"Won'tcher py me?" he pleaded. "There's seven an' six owin' me."
"Yes," I laughed, "and it would be the last I'd see of you."
"Lord lumme, but it'll be the last I see of you if yer don't py me," he
retorted.
But a crowd of ragged onlookers had already gathered around the cab, and
I laughed again and walked back to the old-clothes shop.

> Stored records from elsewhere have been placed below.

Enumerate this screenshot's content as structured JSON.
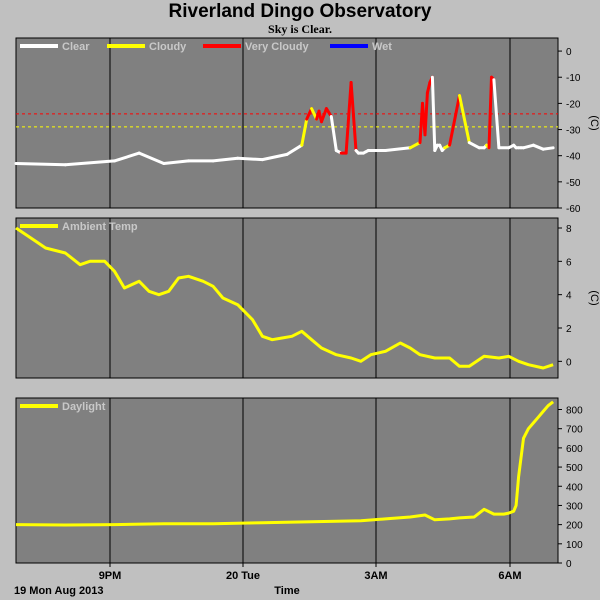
{
  "title": "Riverland Dingo Observatory",
  "subtitle": "Sky is Clear.",
  "footer": {
    "date_label": "19 Mon Aug 2013",
    "xlabel": "Time"
  },
  "colors": {
    "clear": "#ffffff",
    "cloudy": "#ffff00",
    "very_cloudy": "#ff0000",
    "wet": "#0000ff",
    "panel": "#808080",
    "grid": "#000000"
  },
  "x_ticks": [
    "9PM",
    "20 Tue",
    "3AM",
    "6AM"
  ],
  "chart_data": [
    {
      "type": "line",
      "ylabel": "(C)",
      "ylim": [
        -60,
        5
      ],
      "yticks": [
        0,
        -10,
        -20,
        -30,
        -40,
        -50,
        -60
      ],
      "legend": [
        "Clear",
        "Cloudy",
        "Very Cloudy",
        "Wet"
      ],
      "thresholds": [
        {
          "value": -24,
          "color": "#ff0000"
        },
        {
          "value": -29,
          "color": "#ffff00"
        }
      ],
      "x": [
        0,
        1,
        2,
        2.5,
        3,
        3.5,
        4,
        4.5,
        5,
        5.5,
        5.8,
        5.9,
        6,
        6.1,
        6.15,
        6.2,
        6.3,
        6.4,
        6.5,
        6.6,
        6.7,
        6.8,
        6.9,
        6.95,
        7.0,
        7.05,
        7.1,
        7.15,
        7.2,
        7.5,
        8,
        8.2,
        8.25,
        8.3,
        8.35,
        8.4,
        8.45,
        8.5,
        8.55,
        8.6,
        8.65,
        8.7,
        8.8,
        9.0,
        9.2,
        9.4,
        9.5,
        9.55,
        9.6,
        9.65,
        9.7,
        9.8,
        10.0,
        10.1,
        10.15,
        10.2,
        10.25,
        10.3,
        10.5,
        10.7,
        10.9
      ],
      "y": [
        -43,
        -43.5,
        -42,
        -39,
        -43,
        -42,
        -42,
        -41,
        -41.5,
        -39.5,
        -36,
        -26,
        -22,
        -26,
        -23,
        -27,
        -22,
        -25,
        -38,
        -39,
        -39,
        -12,
        -38,
        -39,
        -39,
        -39,
        -38.5,
        -38,
        -38,
        -38,
        -37,
        -35,
        -20,
        -32,
        -16,
        -12,
        -10,
        -38,
        -36,
        -36,
        -38,
        -37,
        -36,
        -17,
        -35,
        -37,
        -37,
        -36,
        -37,
        -10,
        -11,
        -37,
        -37,
        -36,
        -37,
        -37,
        -37,
        -37,
        -36,
        -37.5,
        -37
      ],
      "category": [
        "clear",
        "clear",
        "clear",
        "clear",
        "clear",
        "clear",
        "clear",
        "clear",
        "clear",
        "clear",
        "clear",
        "cloudy",
        "very_cloudy",
        "cloudy",
        "very_cloudy",
        "very_cloudy",
        "very_cloudy",
        "very_cloudy",
        "clear",
        "clear",
        "very_cloudy",
        "very_cloudy",
        "very_cloudy",
        "clear",
        "clear",
        "clear",
        "clear",
        "clear",
        "clear",
        "clear",
        "clear",
        "cloudy",
        "very_cloudy",
        "very_cloudy",
        "very_cloudy",
        "very_cloudy",
        "very_cloudy",
        "clear",
        "clear",
        "clear",
        "clear",
        "clear",
        "cloudy",
        "very_cloudy",
        "cloudy",
        "clear",
        "clear",
        "clear",
        "cloudy",
        "very_cloudy",
        "very_cloudy",
        "clear",
        "clear",
        "clear",
        "clear",
        "clear",
        "clear",
        "clear",
        "clear",
        "clear",
        "clear"
      ]
    },
    {
      "type": "line",
      "ylabel": "(C)",
      "ylim": [
        -1,
        8.6
      ],
      "yticks": [
        8,
        6,
        4,
        2,
        0
      ],
      "legend": [
        "Ambient Temp"
      ],
      "series": [
        {
          "name": "Ambient Temp",
          "color": "#ffff00",
          "x": [
            0,
            0.4,
            0.6,
            1.0,
            1.3,
            1.5,
            1.8,
            2.0,
            2.2,
            2.5,
            2.7,
            2.9,
            3.1,
            3.3,
            3.5,
            3.8,
            4.0,
            4.2,
            4.5,
            4.8,
            5.0,
            5.2,
            5.4,
            5.6,
            5.8,
            6.0,
            6.2,
            6.5,
            6.8,
            7.0,
            7.2,
            7.5,
            7.8,
            8.0,
            8.2,
            8.5,
            8.8,
            9.0,
            9.2,
            9.5,
            9.8,
            10.0,
            10.2,
            10.4,
            10.7,
            10.9
          ],
          "y": [
            8.0,
            7.2,
            6.8,
            6.5,
            5.8,
            6.0,
            6.0,
            5.4,
            4.4,
            4.8,
            4.2,
            4.0,
            4.2,
            5.0,
            5.1,
            4.8,
            4.5,
            3.8,
            3.4,
            2.5,
            1.5,
            1.3,
            1.4,
            1.5,
            1.8,
            1.3,
            0.8,
            0.4,
            0.2,
            0.0,
            0.4,
            0.6,
            1.1,
            0.8,
            0.4,
            0.2,
            0.2,
            -0.3,
            -0.3,
            0.3,
            0.2,
            0.3,
            0.0,
            -0.2,
            -0.4,
            -0.2
          ]
        }
      ]
    },
    {
      "type": "line",
      "ylabel": "",
      "ylim": [
        0,
        860
      ],
      "yticks": [
        800,
        700,
        600,
        500,
        400,
        300,
        200,
        100,
        0
      ],
      "legend": [
        "Daylight"
      ],
      "series": [
        {
          "name": "Daylight",
          "color": "#ffff00",
          "x": [
            0,
            1,
            2,
            3,
            4,
            5,
            6,
            7,
            7.5,
            8.0,
            8.3,
            8.5,
            8.8,
            9.0,
            9.3,
            9.5,
            9.7,
            9.9,
            10.0,
            10.1,
            10.15,
            10.2,
            10.3,
            10.4,
            10.5,
            10.6,
            10.7,
            10.8,
            10.9
          ],
          "y": [
            200,
            198,
            200,
            205,
            205,
            210,
            215,
            220,
            230,
            240,
            250,
            225,
            230,
            235,
            240,
            280,
            255,
            255,
            260,
            270,
            300,
            450,
            650,
            700,
            730,
            760,
            790,
            820,
            840
          ]
        }
      ]
    }
  ]
}
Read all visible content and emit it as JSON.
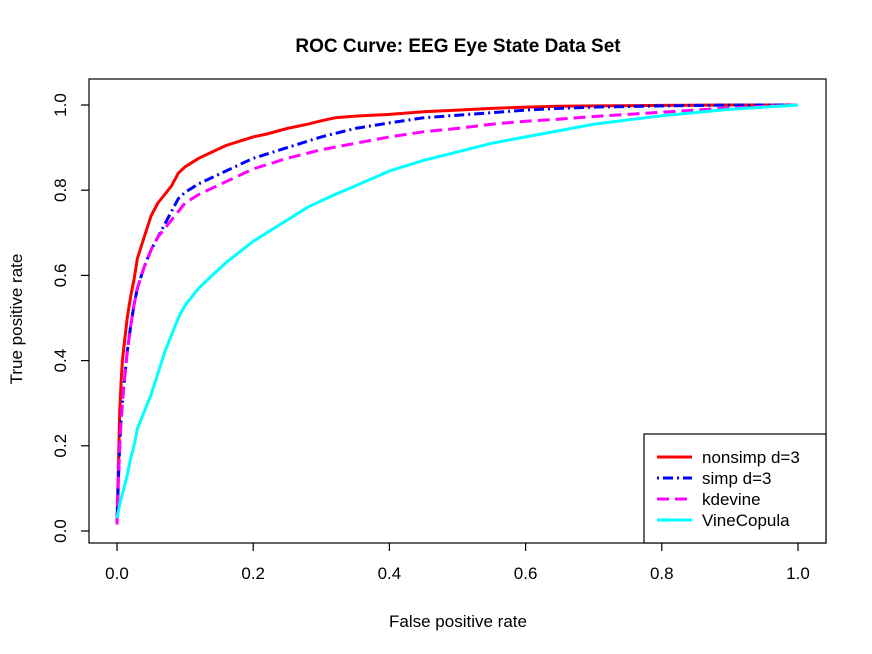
{
  "chart_data": {
    "type": "line",
    "title": "ROC Curve: EEG Eye State Data Set",
    "xlabel": "False positive rate",
    "ylabel": "True positive rate",
    "xlim": [
      0.0,
      1.0
    ],
    "ylim": [
      0.0,
      1.0
    ],
    "x_ticks": [
      "0.0",
      "0.2",
      "0.4",
      "0.6",
      "0.8",
      "1.0"
    ],
    "y_ticks": [
      "0.0",
      "0.2",
      "0.4",
      "0.6",
      "0.8",
      "1.0"
    ],
    "legend_position": "bottom-right",
    "series": [
      {
        "name": "nonsimp d=3",
        "color": "#ff0000",
        "dash": "solid",
        "x": [
          0.0,
          0.002,
          0.004,
          0.006,
          0.008,
          0.01,
          0.015,
          0.02,
          0.025,
          0.03,
          0.04,
          0.05,
          0.06,
          0.07,
          0.08,
          0.09,
          0.1,
          0.12,
          0.14,
          0.16,
          0.18,
          0.2,
          0.22,
          0.25,
          0.28,
          0.3,
          0.32,
          0.35,
          0.4,
          0.45,
          0.5,
          0.55,
          0.6,
          0.65,
          0.7,
          0.8,
          0.9,
          1.0
        ],
        "y": [
          0.02,
          0.15,
          0.28,
          0.35,
          0.4,
          0.43,
          0.5,
          0.55,
          0.59,
          0.64,
          0.69,
          0.74,
          0.77,
          0.79,
          0.81,
          0.84,
          0.855,
          0.875,
          0.89,
          0.905,
          0.915,
          0.925,
          0.932,
          0.945,
          0.955,
          0.963,
          0.97,
          0.974,
          0.978,
          0.984,
          0.988,
          0.992,
          0.995,
          0.997,
          0.998,
          0.999,
          1.0,
          1.0
        ]
      },
      {
        "name": "simp d=3",
        "color": "#0000ff",
        "dash": "dotdash",
        "x": [
          0.0,
          0.002,
          0.004,
          0.006,
          0.008,
          0.01,
          0.015,
          0.02,
          0.025,
          0.03,
          0.04,
          0.05,
          0.06,
          0.07,
          0.08,
          0.09,
          0.1,
          0.12,
          0.14,
          0.16,
          0.18,
          0.2,
          0.25,
          0.3,
          0.35,
          0.4,
          0.45,
          0.5,
          0.55,
          0.6,
          0.65,
          0.7,
          0.8,
          0.9,
          1.0
        ],
        "y": [
          0.02,
          0.12,
          0.2,
          0.26,
          0.3,
          0.34,
          0.42,
          0.48,
          0.53,
          0.57,
          0.62,
          0.66,
          0.69,
          0.72,
          0.75,
          0.78,
          0.795,
          0.815,
          0.83,
          0.845,
          0.86,
          0.875,
          0.9,
          0.925,
          0.945,
          0.958,
          0.97,
          0.976,
          0.982,
          0.988,
          0.992,
          0.995,
          0.998,
          1.0,
          1.0
        ]
      },
      {
        "name": "kdevine",
        "color": "#ff00ff",
        "dash": "dashed",
        "x": [
          0.0,
          0.002,
          0.004,
          0.006,
          0.008,
          0.01,
          0.015,
          0.02,
          0.025,
          0.03,
          0.04,
          0.05,
          0.06,
          0.07,
          0.08,
          0.09,
          0.1,
          0.12,
          0.14,
          0.16,
          0.18,
          0.2,
          0.25,
          0.3,
          0.35,
          0.4,
          0.45,
          0.5,
          0.55,
          0.6,
          0.65,
          0.7,
          0.75,
          0.8,
          0.85,
          0.9,
          0.95,
          1.0
        ],
        "y": [
          0.015,
          0.12,
          0.2,
          0.26,
          0.3,
          0.34,
          0.42,
          0.48,
          0.53,
          0.57,
          0.62,
          0.66,
          0.69,
          0.71,
          0.73,
          0.75,
          0.77,
          0.79,
          0.805,
          0.82,
          0.835,
          0.85,
          0.875,
          0.895,
          0.91,
          0.925,
          0.937,
          0.945,
          0.955,
          0.962,
          0.967,
          0.973,
          0.978,
          0.983,
          0.988,
          0.993,
          0.997,
          1.0
        ]
      },
      {
        "name": "VineCopula",
        "color": "#00ffff",
        "dash": "solid",
        "x": [
          0.0,
          0.005,
          0.01,
          0.015,
          0.02,
          0.025,
          0.03,
          0.04,
          0.05,
          0.06,
          0.07,
          0.08,
          0.09,
          0.1,
          0.12,
          0.14,
          0.16,
          0.18,
          0.2,
          0.22,
          0.25,
          0.28,
          0.3,
          0.32,
          0.35,
          0.4,
          0.45,
          0.5,
          0.55,
          0.6,
          0.65,
          0.7,
          0.8,
          0.9,
          1.0
        ],
        "y": [
          0.03,
          0.07,
          0.1,
          0.13,
          0.17,
          0.2,
          0.24,
          0.28,
          0.32,
          0.37,
          0.42,
          0.46,
          0.5,
          0.53,
          0.57,
          0.6,
          0.63,
          0.655,
          0.68,
          0.7,
          0.73,
          0.76,
          0.775,
          0.79,
          0.81,
          0.845,
          0.87,
          0.89,
          0.91,
          0.925,
          0.94,
          0.955,
          0.975,
          0.99,
          1.0
        ]
      }
    ]
  }
}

Here the chief difficulty was in making the shopman understand that I
really and truly wanted old clothes. But after fruitless attempts to
press upon me new and impossible coats and trousers, he began to bring to
light heaps of old ones, looking mysterious the while and hinting darkly.
This he did with the palpable intention of letting me know that he had
"piped my lay," in order to bulldose me, through fear of exposure, into
paying heavily for my purchases. A man in trouble, or a high-class
criminal from across the water, was what he took my measure for--in
either case, a person anxious to avoid the police.
But I disputed with him over the outrageous difference between prices and
values, till I quite disabused him of the notion, and he settled down to
drive a hard bargain with a hard customer. In the end I selected a pair
of stout though well-worn trousers, a frayed jacket with one remaining
button, a pair of brogans which had plainly seen service where coal was
shovelled, a thin leather belt, and a very dirty cloth cap.